As they prepare a hybrid mobile/in-home console for early 2017, and with the sell-out success of their throwback NES Classic, Nintendo dropped their first-ever mobile smartphone game for iOS devices last week. Released amongst much fanfare (and with a complete banner take-over in the Apple Store), Super Mario Run was downloaded an estimated 5 million times the first day, crushing the previous first-day record set by Pokémon GO earlier this year (a title that Nintendo owns a partial stake in).

Unfortunately, once the downloads came in, that’s when things started falling apart for Super Mario Run.

Though it currently still sits atop the App Store’s free chart, Nintendo’s first foray into the mobile gaming market isn’t garnering the kind of response the company likely hoped for. With over 55,000 reviews, Super Mario Run is averaging 2.5 stars—with many users complaining about the lack of actual “free” content available for the game. The poor reviews have impacted Nintendo on Wall Street as well, where the company has experienced a 16% drop in stock price since the game’s launch.

Image via Yahoo Finance

And why are both Wall Street and the fans disappointed in Super Mario Run? It all boils down to four main points.

1) Price

Super Mario Run is listed as a “free” game—which, by definition, is true. Problem is, the “free” part of Mario is extremely limited; after which, gamers need to pony up $9.99 to play the rest of the levels.
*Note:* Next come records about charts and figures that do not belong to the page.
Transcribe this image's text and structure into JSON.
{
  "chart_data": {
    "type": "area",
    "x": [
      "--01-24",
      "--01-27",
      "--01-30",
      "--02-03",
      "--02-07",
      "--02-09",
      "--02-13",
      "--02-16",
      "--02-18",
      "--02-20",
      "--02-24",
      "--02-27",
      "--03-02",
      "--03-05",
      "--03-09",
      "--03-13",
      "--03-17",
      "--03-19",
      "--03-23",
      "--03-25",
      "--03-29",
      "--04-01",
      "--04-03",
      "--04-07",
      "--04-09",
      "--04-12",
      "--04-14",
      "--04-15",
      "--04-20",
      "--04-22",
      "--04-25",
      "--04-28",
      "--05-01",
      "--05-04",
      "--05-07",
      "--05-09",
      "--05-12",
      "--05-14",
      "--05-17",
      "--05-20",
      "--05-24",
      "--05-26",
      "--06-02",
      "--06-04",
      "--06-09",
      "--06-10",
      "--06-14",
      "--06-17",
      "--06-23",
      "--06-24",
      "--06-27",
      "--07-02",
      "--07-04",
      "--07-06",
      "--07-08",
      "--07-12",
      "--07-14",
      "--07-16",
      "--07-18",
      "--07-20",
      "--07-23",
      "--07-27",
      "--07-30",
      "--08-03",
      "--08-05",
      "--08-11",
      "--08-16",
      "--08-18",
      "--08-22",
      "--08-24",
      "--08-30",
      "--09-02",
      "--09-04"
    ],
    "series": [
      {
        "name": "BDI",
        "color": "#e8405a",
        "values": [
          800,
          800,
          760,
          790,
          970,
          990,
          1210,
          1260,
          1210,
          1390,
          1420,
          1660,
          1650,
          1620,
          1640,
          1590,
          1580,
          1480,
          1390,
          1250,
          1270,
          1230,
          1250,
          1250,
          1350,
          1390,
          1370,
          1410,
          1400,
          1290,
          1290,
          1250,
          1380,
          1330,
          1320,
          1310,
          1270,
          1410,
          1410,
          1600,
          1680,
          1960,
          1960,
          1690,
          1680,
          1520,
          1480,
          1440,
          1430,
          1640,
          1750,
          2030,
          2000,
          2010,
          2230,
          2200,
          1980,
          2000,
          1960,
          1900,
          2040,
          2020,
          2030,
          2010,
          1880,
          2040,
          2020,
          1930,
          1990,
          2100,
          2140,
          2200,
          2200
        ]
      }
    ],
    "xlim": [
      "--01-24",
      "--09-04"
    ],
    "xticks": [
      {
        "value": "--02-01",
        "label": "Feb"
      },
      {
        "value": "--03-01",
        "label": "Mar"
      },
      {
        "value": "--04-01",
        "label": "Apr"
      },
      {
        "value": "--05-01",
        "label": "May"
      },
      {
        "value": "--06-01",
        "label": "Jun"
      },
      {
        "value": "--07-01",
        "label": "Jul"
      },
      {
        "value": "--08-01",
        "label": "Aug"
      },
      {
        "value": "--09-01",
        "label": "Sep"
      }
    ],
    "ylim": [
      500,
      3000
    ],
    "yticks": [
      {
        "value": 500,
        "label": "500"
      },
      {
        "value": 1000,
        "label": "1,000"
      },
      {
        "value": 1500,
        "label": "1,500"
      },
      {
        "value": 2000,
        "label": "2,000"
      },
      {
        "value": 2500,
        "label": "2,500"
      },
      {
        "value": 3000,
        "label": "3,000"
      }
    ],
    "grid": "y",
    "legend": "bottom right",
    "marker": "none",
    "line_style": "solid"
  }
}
Pokémon GO took the opposite approach: for the most part, the game is completely free; sure, there are in-app purchases that make the game more competitive, but no purchase is required to play. This is similar to how many popular mobile-based games earn revenue, and retain players for the long-run.

Nintendo’s “demo” version of Super Mario Run, particularly given how the game is classified in the App Store (as a “free” game), is of course being viewed as a bait-and-switch by fans. Hence, a large number of the negative reviews.

2) Required Connectivity

In addition to cost, Super Mario Run requires users to be connected to WiFi or mobile data to play. That means, no playing on the subway on the way to the office—or anywhere else your connection is spotty. It also means, potentially, paying even more for the game in the long run, as most users don’t have unlimited data plans in this day & age.

3) Let’s Face It: It’s a Side-Scroller

Also unlike Pokémon GO (which we’ll keep comparing since there’s literally been nothing else this popular on mobile recently), there’s nothing groundbreaking about Super Mario Run. Sure, it’s the first Mario game on iOS. So that’s cool. But, at the end of it, it’s your basic mobile side-scroller; no augmented reality, or VR, or super-realistic graphics to be found. It’s fun—but, comparable to other smartphone games, is it really $10, always-connected fun?

4) Where’s Android?

Not releasing the game on iOS and Android simultaneously was a huge miss for Nintendo, who could’ve rode the hype wave on both platforms, instead of waiting for the (now negative) reviews to hit and try to re-ignite them for a much larger user base. Not sure what the strategy was here; but whatever their rationale, this needs to be re-evaluated for the next go-round.

And make no mistake: there will be a next go-round. Nintendo needs mobile gaming to work—and they have the beloved lineup to do just that. Super Mario Run may have its misses; but don’t expect the company to throw in the towel just yet.